Itu hanya sepenggal cerita bagaimana kami harus bertahan di tengah krisis. Tidak lama setelah kami dapat mengatasi keadaan, kami diperhadapkan pada krisis global di mana 1 dolar AS mencapai Rp. 16.000,- . Saat itulah saya mulai ragu apakah saya tetap bisa sekolah sambil bekerja, atau sebaiknya fokus bekerja saja. Saya mulai pasrah pada keadaan. Apapun yang akan saya jalani, saya akan belajar bersyukur.
Pada suatu kesempatan, saya mencoba bertukar pikiran dengan Bapak di kampung. Pendapatnya waktu itu sungguh di luar dugaan saya. Saya berpikir bahwa ia akan memberikan saya kesempatan untuk memilih “Karepmu Nak, kan awakmu sing arep ngelakoni,” sebab menurut saya, itulah kata-kata bijak yang sering saya dengar diucapkan kepada seseorang jika ia membutuhkan pendapat. Saya agak terkejut, ketika Bapak justru memberikan pendapatnya tentang krisis. Menurut beliau, krisis itu bukan baru dimulai saat ini. Sejak dahulu sudah dikenal krisis.

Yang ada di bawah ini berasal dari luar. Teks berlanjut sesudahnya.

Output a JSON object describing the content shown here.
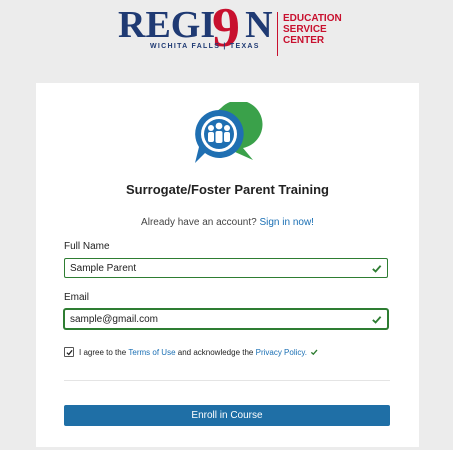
{
  "header": {
    "logo_word_left": "REGI",
    "logo_nine": "9",
    "logo_word_right": "N",
    "logo_sub": "WICHITA FALLS | TEXAS",
    "logo_right_lines": [
      "EDUCATION",
      "SERVICE",
      "CENTER"
    ]
  },
  "card": {
    "title": "Surrogate/Foster Parent Training",
    "signin_prefix": "Already have an account?",
    "signin_link": "Sign in now!",
    "full_name_label": "Full Name",
    "full_name_value": "Sample Parent",
    "email_label": "Email",
    "email_value": "sample@gmail.com",
    "agree_prefix": "I agree to the",
    "terms_link": "Terms of Use",
    "agree_middle": "and acknowledge the",
    "privacy_link": "Privacy Policy.",
    "enroll_button": "Enroll in Course"
  },
  "colors": {
    "brand_blue": "#1f3a73",
    "brand_red": "#c8102e",
    "button_blue": "#1f6fa6",
    "link_blue": "#1a6fb4",
    "valid_green": "#2e7d32"
  },
  "icons": {
    "app_icon": "chat-bubbles-people-icon",
    "valid": "check-icon"
  }
}
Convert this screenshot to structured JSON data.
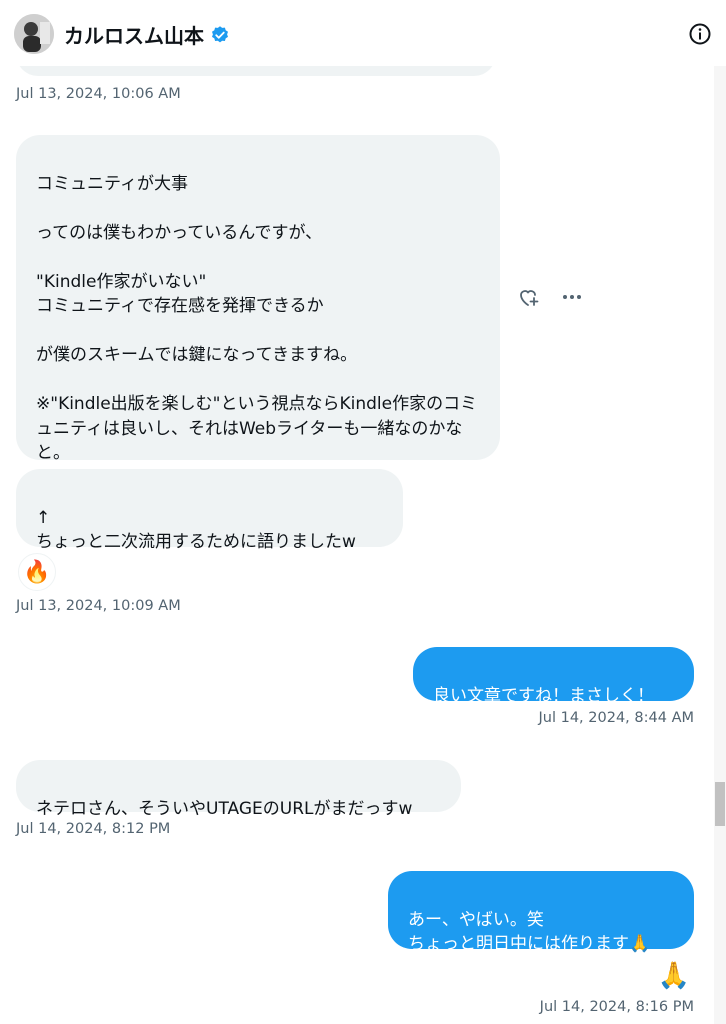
{
  "header": {
    "name": "カルロスム山本",
    "verified_color": "#1d9bf0",
    "info_icon": "info-icon"
  },
  "messages": [
    {
      "id": "m1",
      "direction": "in",
      "text": "コミュニティが大事\n\nってのは僕もわかっているんですが、\n\n\"Kindle作家がいない\"\nコミュニティで存在感を発揮できるか\n\nが僕のスキームでは鍵になってきますね。\n\n※\"Kindle出版を楽しむ\"という視点ならKindle作家のコミュニティは良いし、それはWebライターも一緒なのかなと。"
    },
    {
      "id": "m2",
      "direction": "in",
      "text": "↑\nちょっと二次流用するために語りましたw"
    },
    {
      "id": "m3",
      "direction": "out",
      "text": "良い文章ですね！まさしく！"
    },
    {
      "id": "m4",
      "direction": "in",
      "text": "ネテロさん、そういやUTAGEのURLがまだっすw"
    },
    {
      "id": "m5",
      "direction": "out",
      "text": "あー、やばい。笑\nちょっと明日中には作ります🙏"
    }
  ],
  "timestamps": {
    "t1": "Jul 13, 2024, 10:06 AM",
    "t2": "Jul 13, 2024, 10:09 AM",
    "t3": "Jul 14, 2024, 8:44 AM",
    "t4": "Jul 14, 2024, 8:12 PM",
    "t5": "Jul 14, 2024, 8:16 PM"
  },
  "reactions": {
    "r1": "🔥",
    "r2": "🙏"
  },
  "actions": {
    "react_icon": "heart-plus-icon",
    "more_icon": "more-icon"
  },
  "colors": {
    "incoming_bubble": "#eff3f4",
    "outgoing_bubble": "#1d9bf0",
    "timestamp": "#536471"
  }
}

Sekarang justru hidup kami sudah jauh lebih enak. Sebab zaman dahulu saat Bapak masih kecil, beli beras harus antre dan kalau mau masak harus mencari kayu. Begitu tiba saatnya untuk makan, tiba-tiba mereka dikejutkan oleh suara senapan. Bapak dan yang lain diseret Kakek untuk disembunyikan. Anak sekarang, di mana krisisnya? Mau makan tinggal makan, mau tidur pun bisa nyenyak. Bedanya, pada zaman Bapak memang mereka tidak mengenal dolar. Bahkan sekarang pun Bapak tidak tahu hubungan krisis dengan dolar.
Setelah merenungkan pandangan Bapak, tiba-tiba semangat saya pun langsung bangkit. Rasa ragu dan khawatir saya bergeser menjadi sebuah keyakinan bahwa saya pasti bisa. Jika saya ingin mengikuti pandangan Bapak mengenai krisis, berarti sejak dahulu kita memang sudah diperhadapkan dengan keadaan seperti ini. Hanya saja bentuk krisisnya berbeda. Jika demikian, sejak kapan sebenarnya kita mengalami krisis? Apakah sejak perang dunia pertama? Kedua? Ataukah justru sebelum itu?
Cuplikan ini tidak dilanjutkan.